1. Architecture

The KatApp backend is deployed on AWS as a FaaS architecture. However, additional components are required to host the dashboard and the other applications.

The diagram below visualises the architecture on AWS.

AWS Architecture AWS Architecture

Devices

The devices that access the backend are on the left-hand side. On the one hand, this is the KatApp Android or iOS app, which is responsible for triages. The second is the KatApp Dashboard, which is responsible for visualising the triages and disasters in the browser.

DNS

In order to be able to use our domain (katapp.org), we need corresponding DNS entries. These are created fully automatically during deployment in AWS Route 53, provided the domain has already been purchased.

SSL

In order to encrypt our data traffic, we need SSL certificates for our domains. These are provided by the AWS Certificate Manager.

Website

We use a combination of AWS CloudFront and AWS S3 storage to provide our websites (dashboard, swagger and documentation).

The website is stored in an AWS S3. AWS CloudFront acts as a content delivery network for the fast, global provision of our website. As AWS CloudFront has a caching period of 24 hours, the CloudFront cache must be invalidated during an update/deployment. This is done automatically in the respective pipeline.

API

We use the AWS API Gateway to provide our API. This provides both the REST API and the Websocket API.
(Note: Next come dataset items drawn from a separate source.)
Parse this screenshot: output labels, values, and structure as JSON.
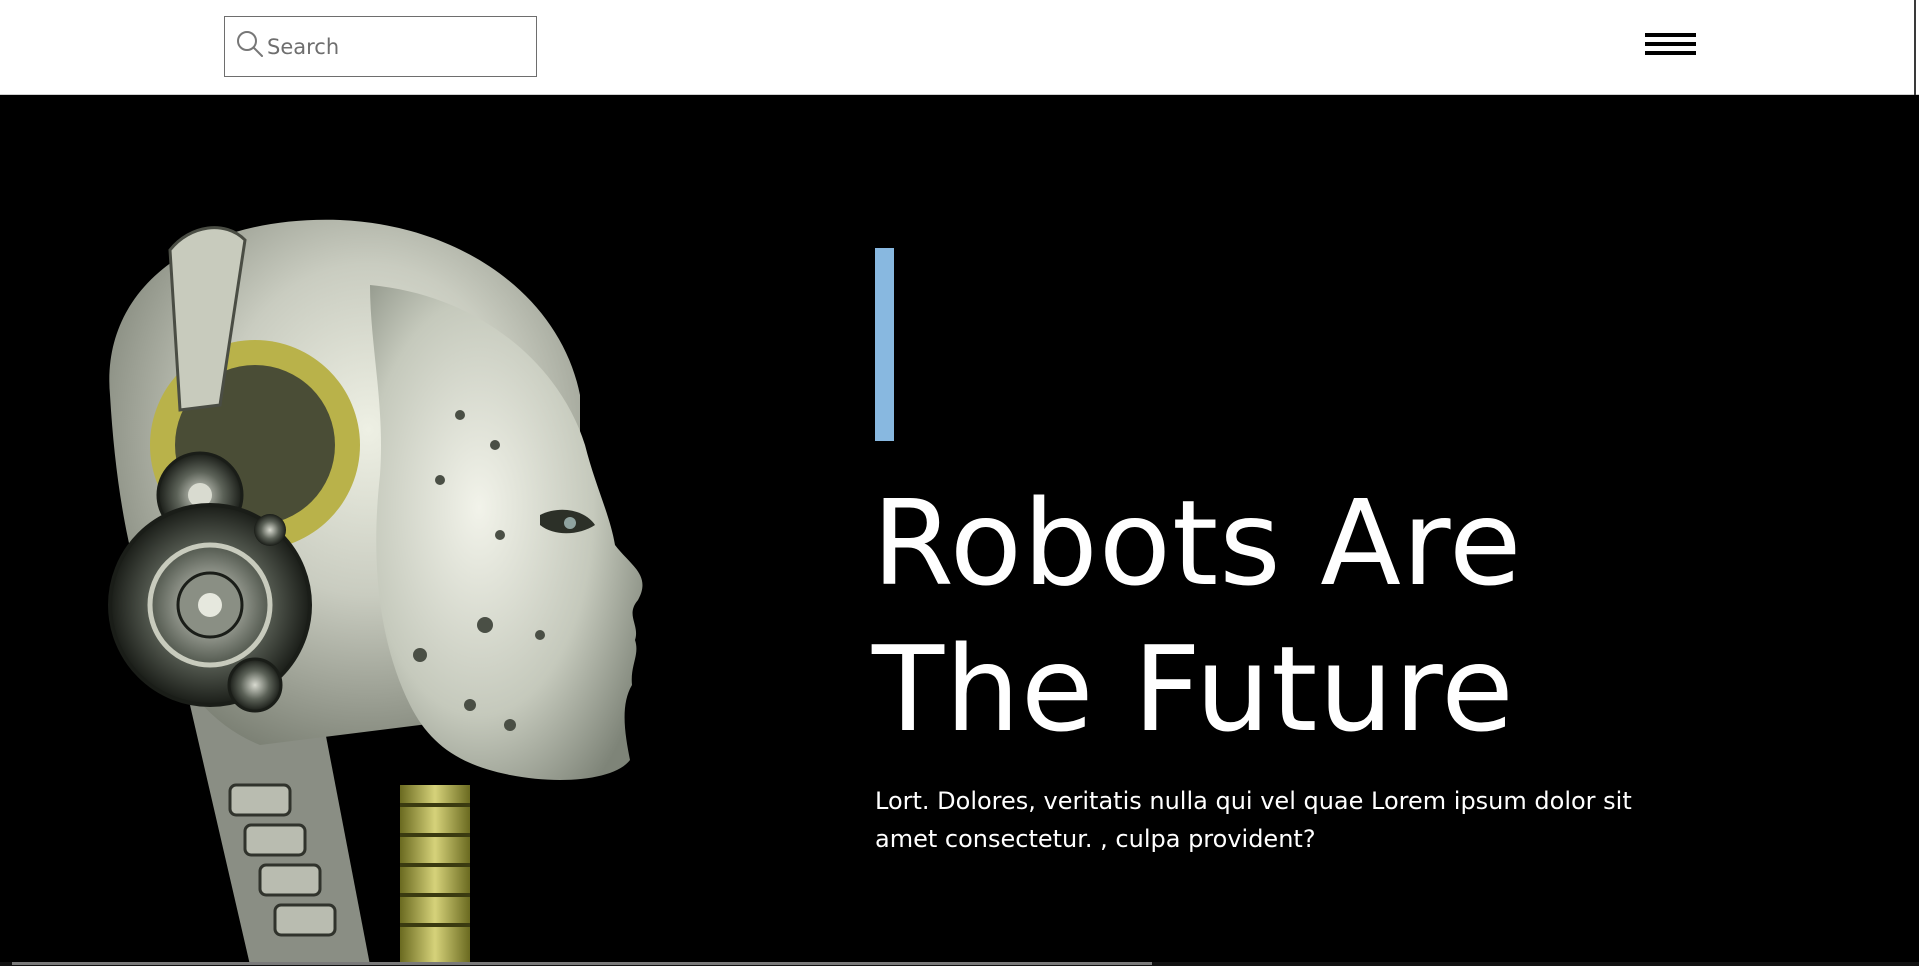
{
  "header": {
    "search": {
      "placeholder": "Search",
      "value": "",
      "icon": "search-icon"
    },
    "menu_icon": "hamburger-menu-icon"
  },
  "hero": {
    "image": "robot-head-image",
    "accent_color": "#88b8e0",
    "headline_line1": "Robots Are",
    "headline_line2": "The Future",
    "description": "Lort. Dolores, veritatis nulla qui vel quae Lorem ipsum dolor sit amet consectetur. , culpa provident?"
  },
  "colors": {
    "header_bg": "#ffffff",
    "hero_bg": "#000000",
    "text": "#ffffff",
    "accent": "#88b8e0"
  }
}
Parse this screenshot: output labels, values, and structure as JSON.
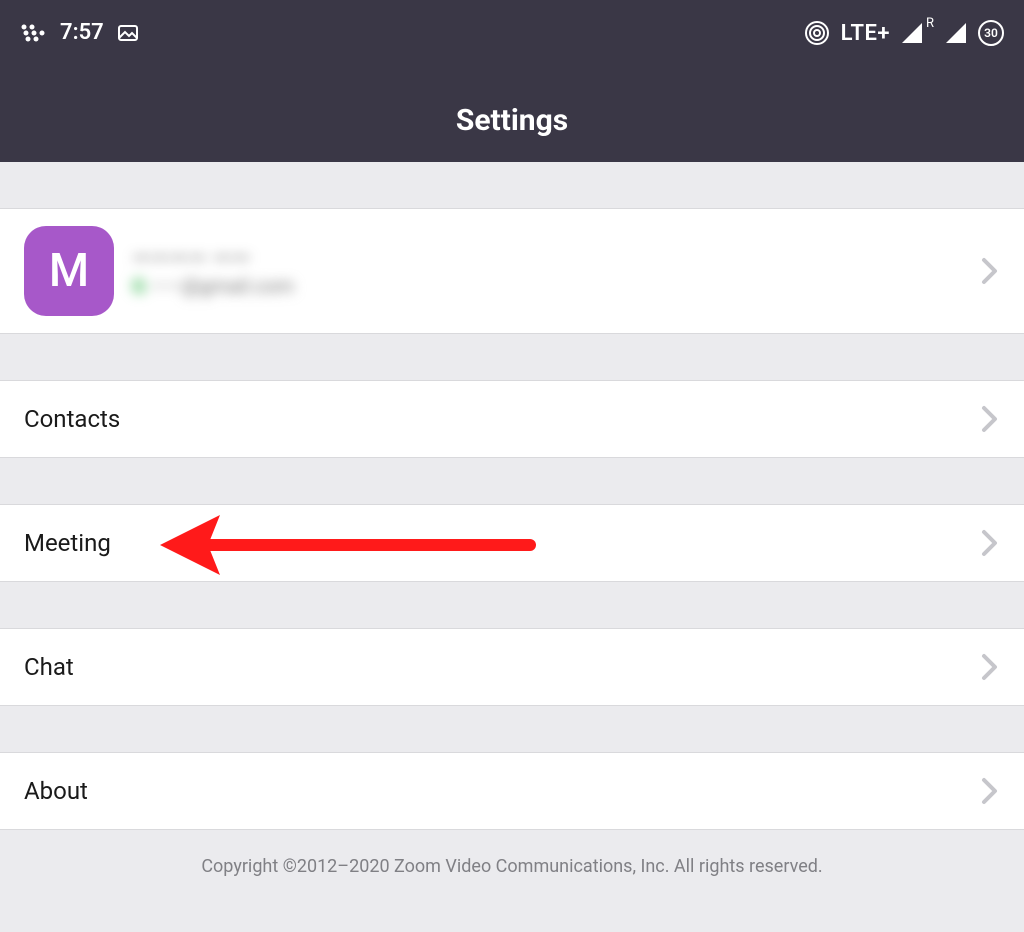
{
  "status": {
    "time": "7:57",
    "network_label": "LTE+",
    "roaming": "R",
    "battery": "30"
  },
  "header": {
    "title": "Settings"
  },
  "profile": {
    "avatar_initial": "M",
    "name_placeholder": "———— ——",
    "email_placeholder": "——@gmail.com"
  },
  "menu": {
    "contacts": "Contacts",
    "meeting": "Meeting",
    "chat": "Chat",
    "about": "About"
  },
  "footer": {
    "copyright": "Copyright ©2012–2020 Zoom Video Communications, Inc. All rights reserved."
  }
}
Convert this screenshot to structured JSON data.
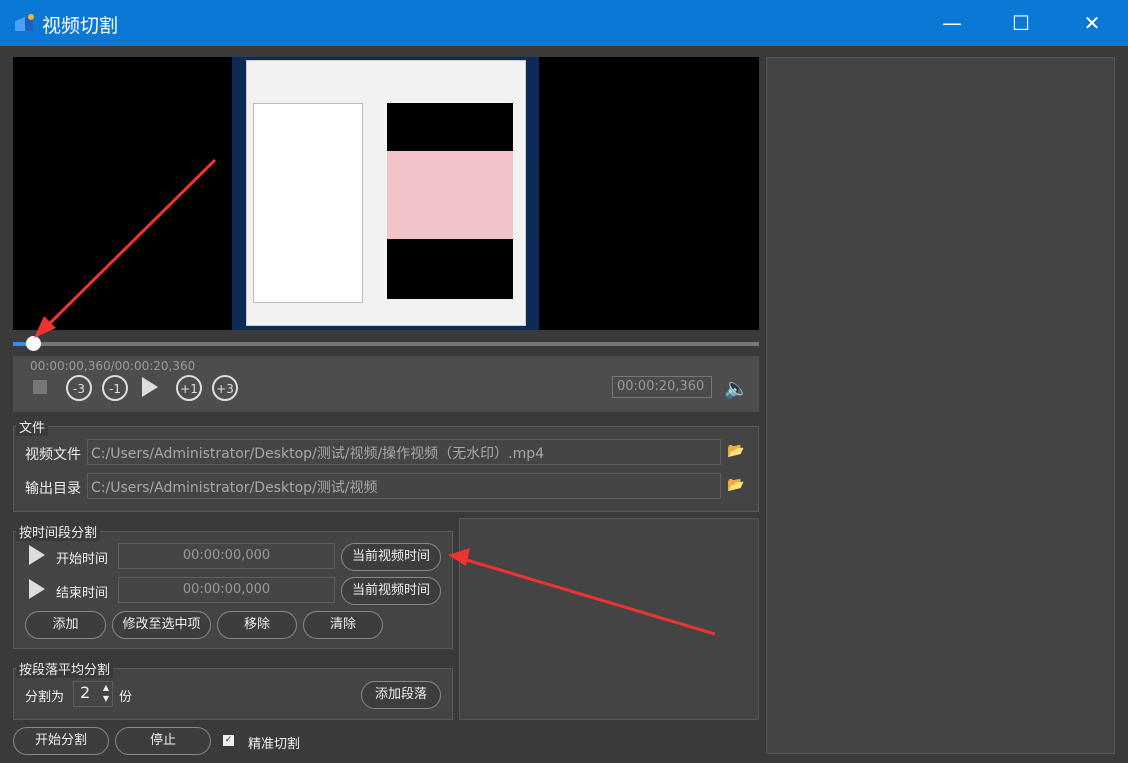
{
  "window": {
    "title": "视频切割",
    "minimize_icon": "minimize-icon",
    "maximize_icon": "maximize-icon",
    "close_icon": "close-icon"
  },
  "player": {
    "current_time": "00:00:00,360",
    "total_time": "00:00:20,360",
    "time_display": "00:00:00,360/00:00:20,360",
    "end_time_field": "00:00:20,360",
    "progress_percent": 1.8,
    "buttons": {
      "back3": "-3",
      "back1": "-1",
      "fwd1": "+1",
      "fwd3": "+3"
    }
  },
  "file_section": {
    "title": "文件",
    "video_label": "视频文件",
    "video_path": "C:/Users/Administrator/Desktop/测试/视频/操作视频（无水印）.mp4",
    "output_label": "输出目录",
    "output_path": "C:/Users/Administrator/Desktop/测试/视频"
  },
  "time_split": {
    "title": "按时间段分割",
    "start_label": "开始时间",
    "start_value": "00:00:00,000",
    "end_label": "结束时间",
    "end_value": "00:00:00,000",
    "current_time_button": "当前视频时间",
    "add": "添加",
    "modify": "修改至选中项",
    "remove": "移除",
    "clear": "清除"
  },
  "segment_split": {
    "title": "按段落平均分割",
    "split_into": "分割为",
    "count": "2",
    "unit": "份",
    "add_segment": "添加段落"
  },
  "bottom": {
    "start": "开始分割",
    "stop": "停止",
    "precise_label": "精准切割",
    "precise_checked": true
  },
  "colors": {
    "titlebar": "#0b78d6",
    "accent": "#2f8ff0",
    "annotation": "#ee3333"
  }
}
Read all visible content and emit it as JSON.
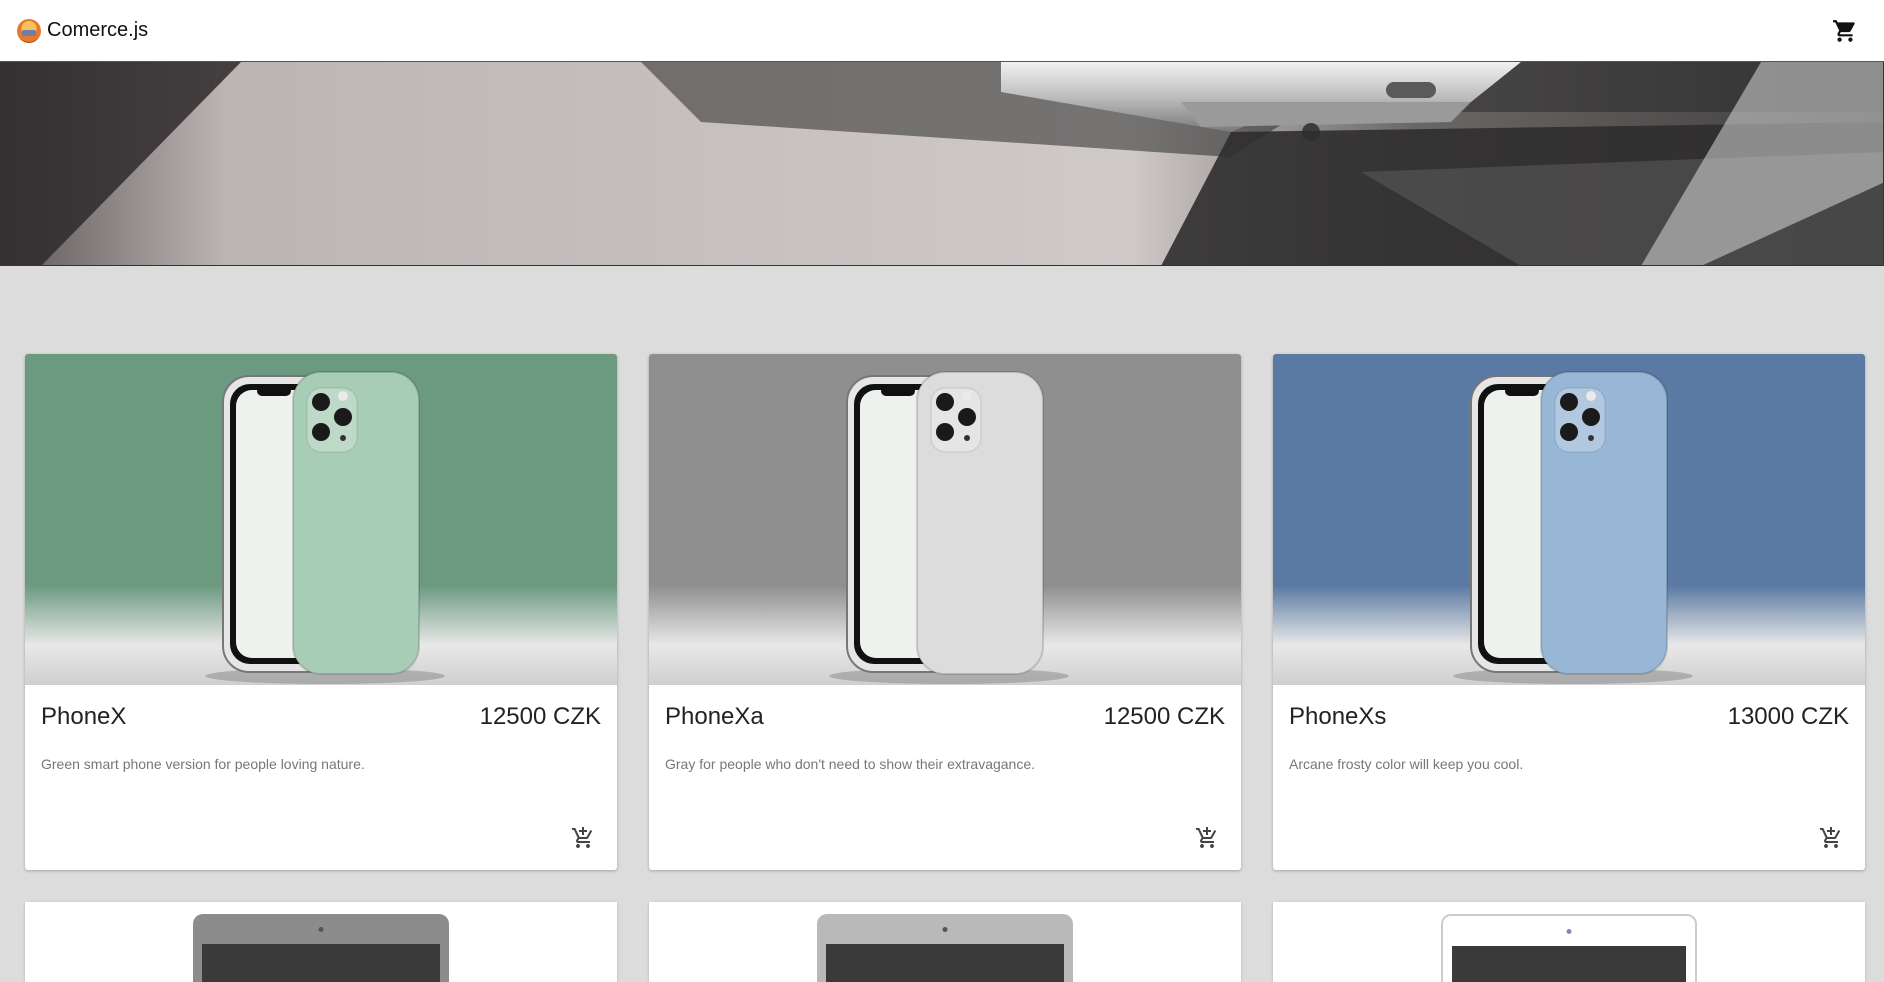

However, the API Gateway does not contain any business logic, but merely forwards the requests to the corresponding Lambda functions. Depending on the function, the corresponding AWS Dynamo DB databases or AWS S3 storage is accessed to execute the business logic.

Access Management

For security reasons, a corresponding user is automatically created for each deployment pipeline and stage during deployment. The users are stored in AWS IAM.

Deployment

All of our source code for the backend, app and websites is stored on GitHub.

The website is built in the frontend and docs pipeline, loaded onto the corresponding AWS S3 storage, and the AWS CloudFront cache is invalidated.

We use the AWS CDK to deploy the infrastructure. This creates all the resources already shown fully automatically.